Tinha combinado ir ter com eles ao bar da praia em Cascais, o mesmo onde eu actuava à uns tempos.

Havia pouco trânsito, então, consegui chegar mais cedo do que o habitual. Estacionei o carro no novo parque de estacionamento da praia, e escolhi o sítio vago mais perto do edifício. Entrei no bar pela porta da frente e estavam lá todos, o Guilherme, o Marco, a Manuela, a Luísa, a Carina, e o Diogo.

- Heeeeeeeey! Que saudades, gata! - disse o Marco, levantando-se para me abraçar.

- Também já tinha saudades, - sorri. - de todos!

- Bem, estás uma brasa! - disse-me a Manu.

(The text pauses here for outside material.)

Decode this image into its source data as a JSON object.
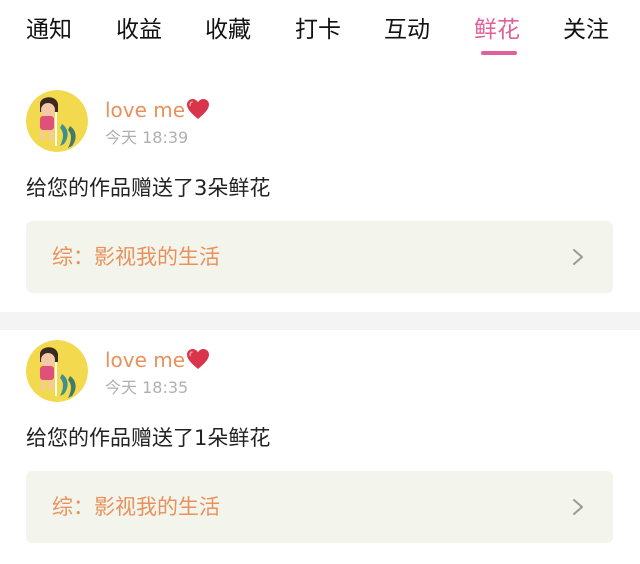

- Gracías! - disse-lhe piscando o olho e mandando-lhe um beijo.

Sentei-me, bebi um café e estivemos a conversar durante bastante vezes, por vezes era-mos interrompidos por pessoas que queriam autógrafos e fotografias, e pediam para mandar beijinhos ao David. Eu tentava ser super simpática, porque também já andei à caça de autógrafos.

Eram 23:49 e senti o meu telemóvel a vibrar tirei-o da minha bolsa e vi no visor a foto do David, era ele que me estava a ligar, atendi, mas sem me levantar da mesa.

- Estou? - disse-lhe.

- "Oi, não te estou ouvindo bem, muito ruído. Onde estás?"

- Estou em Cascais, num bar. - levantei-me e disse-lhes que voltava já, dirigi-me para fora do edifício. - Agora ouves melhor?

- "Sim, perfeitamente. Estás com a Mariana?"

- Não, estou com o pessoal de Cascais. Mais informações?

- "Desculpa, fui muito parvo de manhã. Tava muito preocupado com você, com o que poderia ter acontecido." - senti a voz dele falhar.

- Eu sei David, está tudo bem. Mas isso não te dá ao direito de me falares com aquele tom de voz, não dá.

- "Eu sei, eu te amo, estou super arrependido, eu te amo, asério. Desculpa."

- Eu também David, tu sabes.

- "Não fica brava comigo."

- Tá bem, vou voltar para dentro, beijos. - desliguei a chamada antes de ele ter oportunidade de responder.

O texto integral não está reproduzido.